Many people fail to pay attention to warning signs that their shoes might not be the right shoe for their feet. There are many factors that should go into the decision to buy a new pair of shoes –and simply selecting the first pair you see in your size is not always the best option.
Here are some of the dangers that can occur from poor fitting shoes.

  • Make Bunions Worse
    Bunions are the boney lumps that appear at the base of your big toe or on the side of your foot. They occur when the big toe is pushed out of position causing pressure against your other toes. Wearing poor-fitting shoes is one of the number one causes of bunions –even smaller bunions can be made worse by ill-fitting shoes.
  • Cause Heel Pain
    Heel pain is another common problem related to ill-fitting shoes. Improper footwear that don’t support your feet the way they should can lead to heel pain –both in the front and back of your heel.

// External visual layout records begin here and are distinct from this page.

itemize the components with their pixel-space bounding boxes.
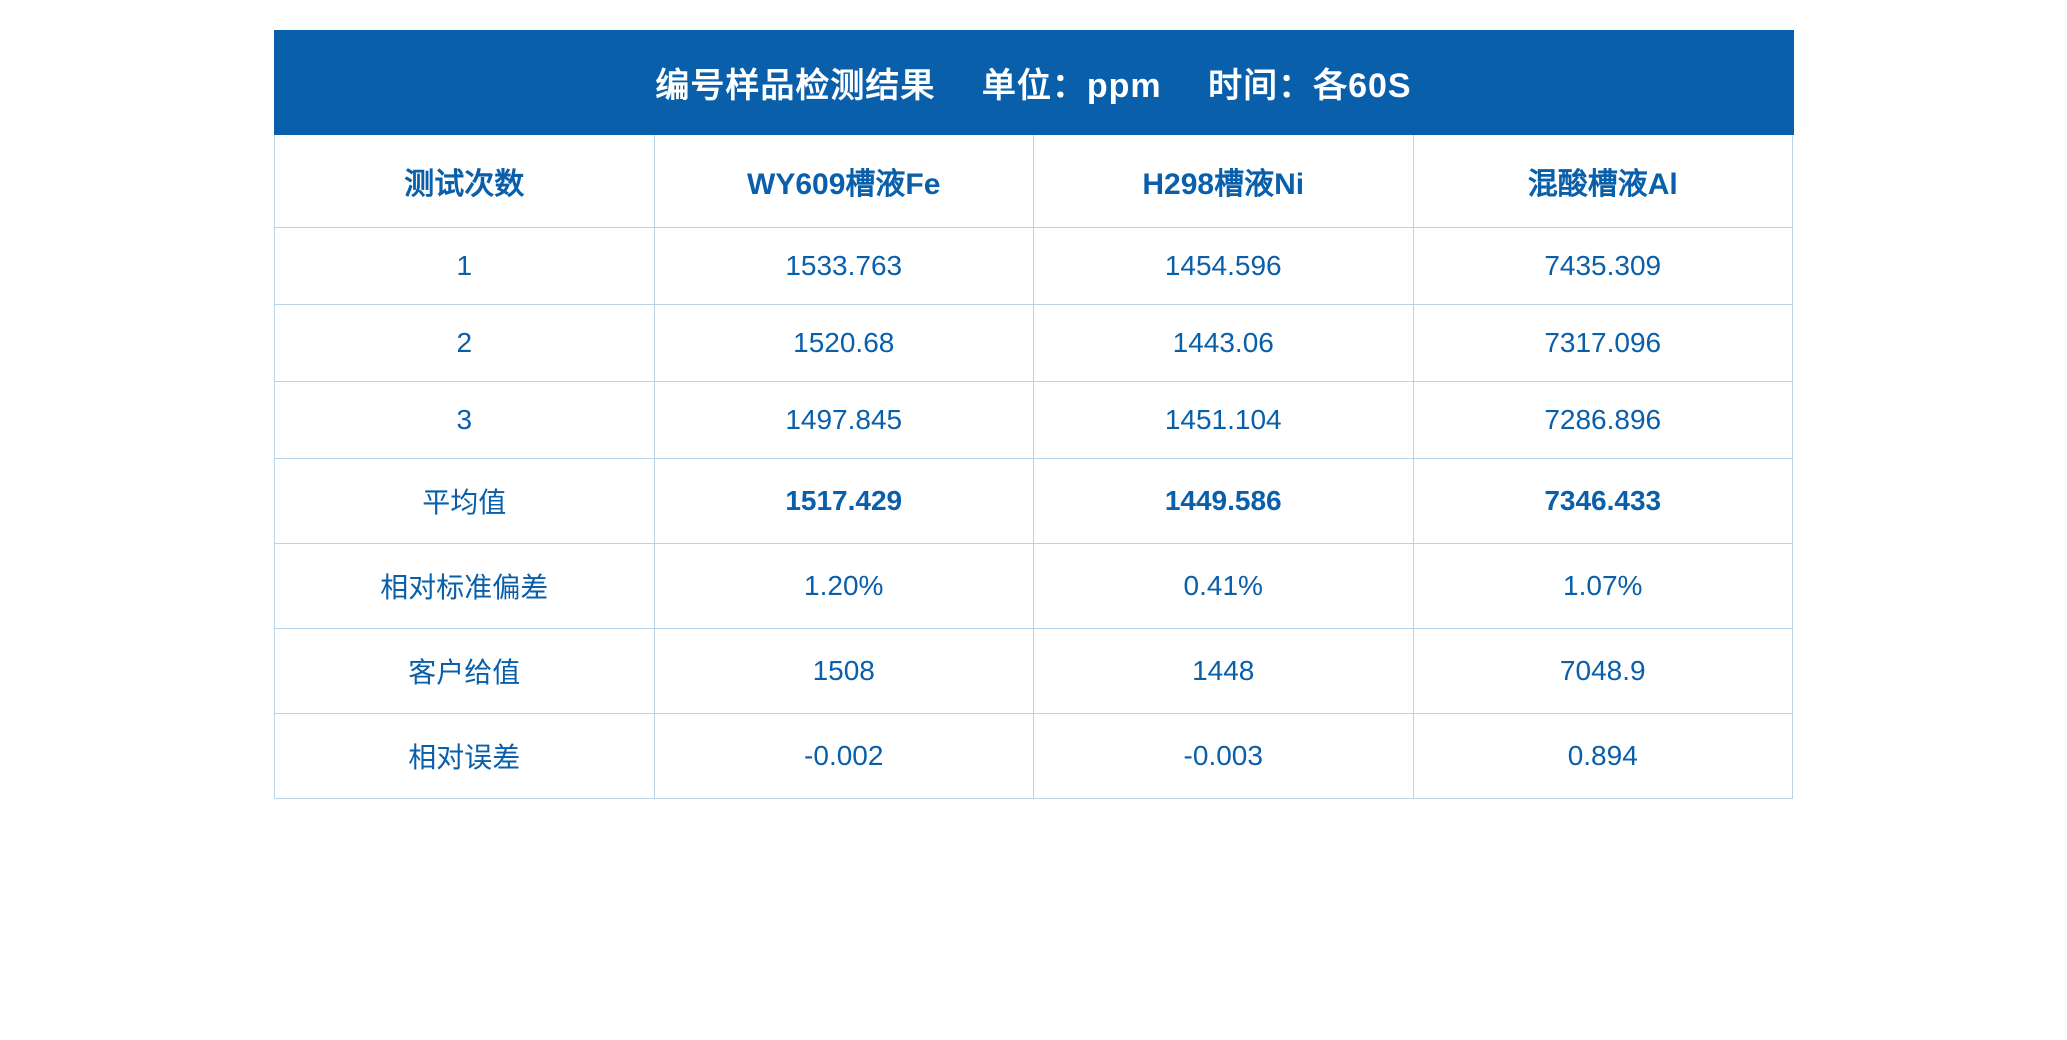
cell-value: 1449.586 [1034, 459, 1414, 544]
cell-value: 7346.433 [1413, 459, 1793, 544]
cell-value: 7286.896 [1413, 382, 1793, 459]
row-label: 1 [275, 228, 655, 305]
title-seg-3: 时间：各60S [1208, 58, 1412, 107]
cell-value: 7317.096 [1413, 305, 1793, 382]
cell-value: 1520.68 [654, 305, 1034, 382]
col-header-1: WY609槽液Fe [654, 134, 1034, 228]
results-table: 编号样品检测结果 单位：ppm 时间：各60S 测试次数 WY609槽液Fe H… [274, 30, 1794, 799]
table-body: 11533.7631454.5967435.30921520.681443.06… [275, 228, 1793, 799]
cell-value: -0.002 [654, 714, 1034, 799]
cell-value: 7435.309 [1413, 228, 1793, 305]
cell-value: 1454.596 [1034, 228, 1414, 305]
table-row: 客户给值150814487048.9 [275, 629, 1793, 714]
table-row: 21520.681443.067317.096 [275, 305, 1793, 382]
cell-value: 0.894 [1413, 714, 1793, 799]
cell-value: 1451.104 [1034, 382, 1414, 459]
table-title-row: 编号样品检测结果 单位：ppm 时间：各60S [275, 31, 1793, 134]
cell-value: 1.20% [654, 544, 1034, 629]
table-row: 相对误差-0.002-0.0030.894 [275, 714, 1793, 799]
col-header-3: 混酸槽液Al [1413, 134, 1793, 228]
cell-value: 1497.845 [654, 382, 1034, 459]
row-label: 3 [275, 382, 655, 459]
row-label: 客户给值 [275, 629, 655, 714]
title-seg-1: 编号样品检测结果 [655, 58, 935, 107]
row-label: 相对误差 [275, 714, 655, 799]
table-row: 平均值1517.4291449.5867346.433 [275, 459, 1793, 544]
row-label: 平均值 [275, 459, 655, 544]
table-row: 相对标准偏差1.20%0.41%1.07% [275, 544, 1793, 629]
table-title: 编号样品检测结果 单位：ppm 时间：各60S [275, 31, 1793, 134]
table-row: 31497.8451451.1047286.896 [275, 382, 1793, 459]
results-table-container: 编号样品检测结果 单位：ppm 时间：各60S 测试次数 WY609槽液Fe H… [274, 30, 1794, 799]
row-label: 2 [275, 305, 655, 382]
title-seg-2: 单位：ppm [982, 58, 1162, 107]
table-row: 11533.7631454.5967435.309 [275, 228, 1793, 305]
cell-value: 1448 [1034, 629, 1414, 714]
cell-value: 0.41% [1034, 544, 1414, 629]
cell-value: -0.003 [1034, 714, 1414, 799]
cell-value: 1443.06 [1034, 305, 1414, 382]
row-label: 相对标准偏差 [275, 544, 655, 629]
col-header-2: H298槽液Ni [1034, 134, 1414, 228]
cell-value: 1.07% [1413, 544, 1793, 629]
cell-value: 1533.763 [654, 228, 1034, 305]
cell-value: 7048.9 [1413, 629, 1793, 714]
cell-value: 1508 [654, 629, 1034, 714]
col-header-0: 测试次数 [275, 134, 655, 228]
table-header-row: 测试次数 WY609槽液Fe H298槽液Ni 混酸槽液Al [275, 134, 1793, 228]
cell-value: 1517.429 [654, 459, 1034, 544]
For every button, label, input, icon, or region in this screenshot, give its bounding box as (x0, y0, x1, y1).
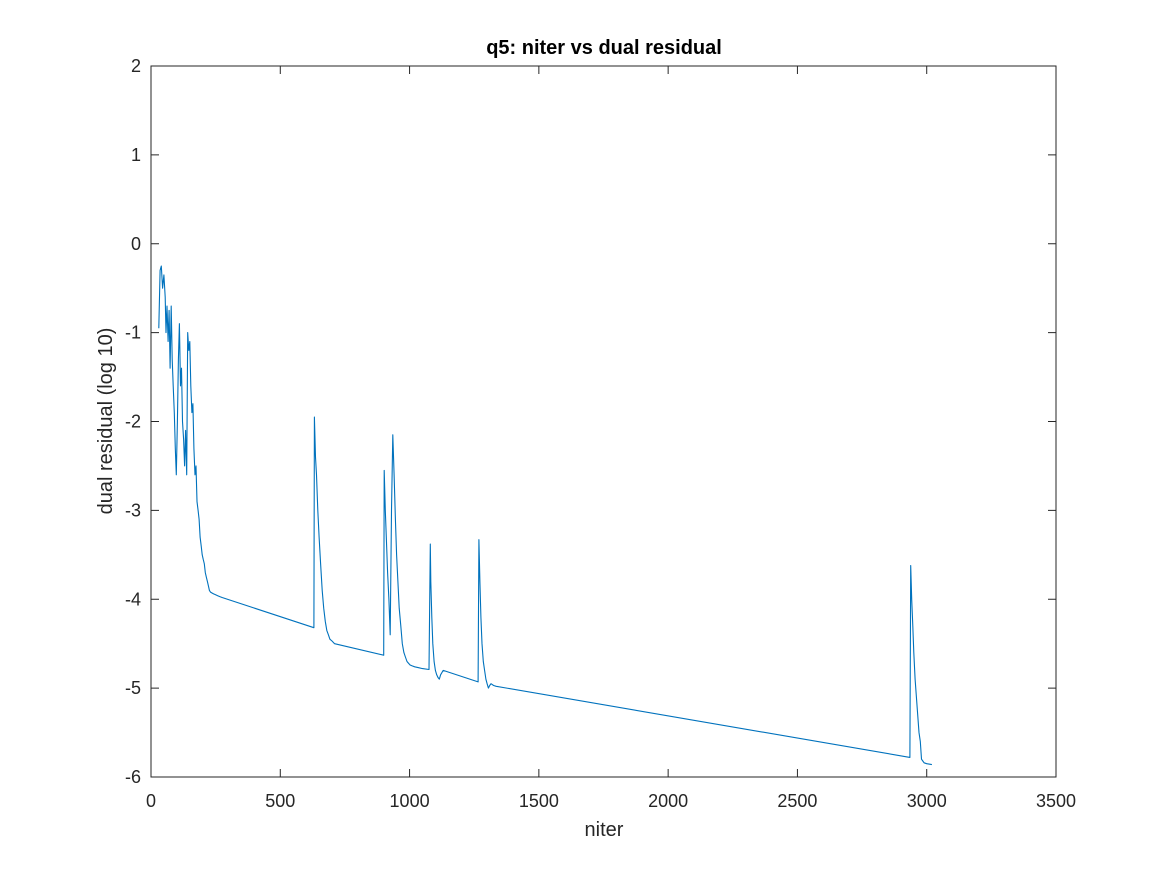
x-tick-label: 1500 (519, 791, 559, 811)
x-axis-label: niter (585, 819, 624, 841)
y-tick-label: 1 (131, 145, 141, 165)
y-tick-label: -1 (125, 323, 141, 343)
series-line (158, 265, 932, 766)
y-tick-label: 0 (131, 234, 141, 254)
y-tick-label: -6 (125, 767, 141, 787)
x-tick-label: 0 (146, 791, 156, 811)
x-tick-label: 3500 (1036, 791, 1076, 811)
x-tick-label: 500 (265, 791, 295, 811)
x-tick-label: 2500 (777, 791, 817, 811)
y-tick-label: -2 (125, 412, 141, 432)
y-tick-label: -5 (125, 678, 141, 698)
x-tick-label: 2000 (648, 791, 688, 811)
y-axis: -6 -5 -4 -3 -2 -1 0 1 2 (125, 56, 1056, 787)
plot-area (150, 65, 1057, 778)
x-tick-label: 1000 (390, 791, 430, 811)
chart-title: q5: niter vs dual residual (486, 37, 722, 59)
y-axis-label: dual residual (log 10) (95, 328, 117, 515)
y-tick-label: 2 (131, 56, 141, 76)
x-axis: 0 500 1000 1500 2000 2500 3000 3500 (146, 66, 1076, 811)
y-tick-label: -3 (125, 500, 141, 520)
x-tick-label: 3000 (907, 791, 947, 811)
y-tick-label: -4 (125, 589, 141, 609)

  • Cause Blisters, Corns and Calluses
    When your shoes don’t fit properly, they rub against your skin –causing blisters, corns and calluses. Blisters, corns, and calluses can be painful and irritating.
  • Increase Your Chances of Fungal Infections
    Fungal infections –such as athlete’s foot can be prevented by wearing shoes that fit properly. Athlete’s foot can occur when your shoes are too tight –since the fungus thrives in warm, moist places –when your toes don’t have enough room to move –they can make the perfect breeding ground for fungal infections.

To help combat some of these serious issues –you should have your feet measured regularly, try shoes on before you purchase them and be sure that your shoes aren’t causing pain.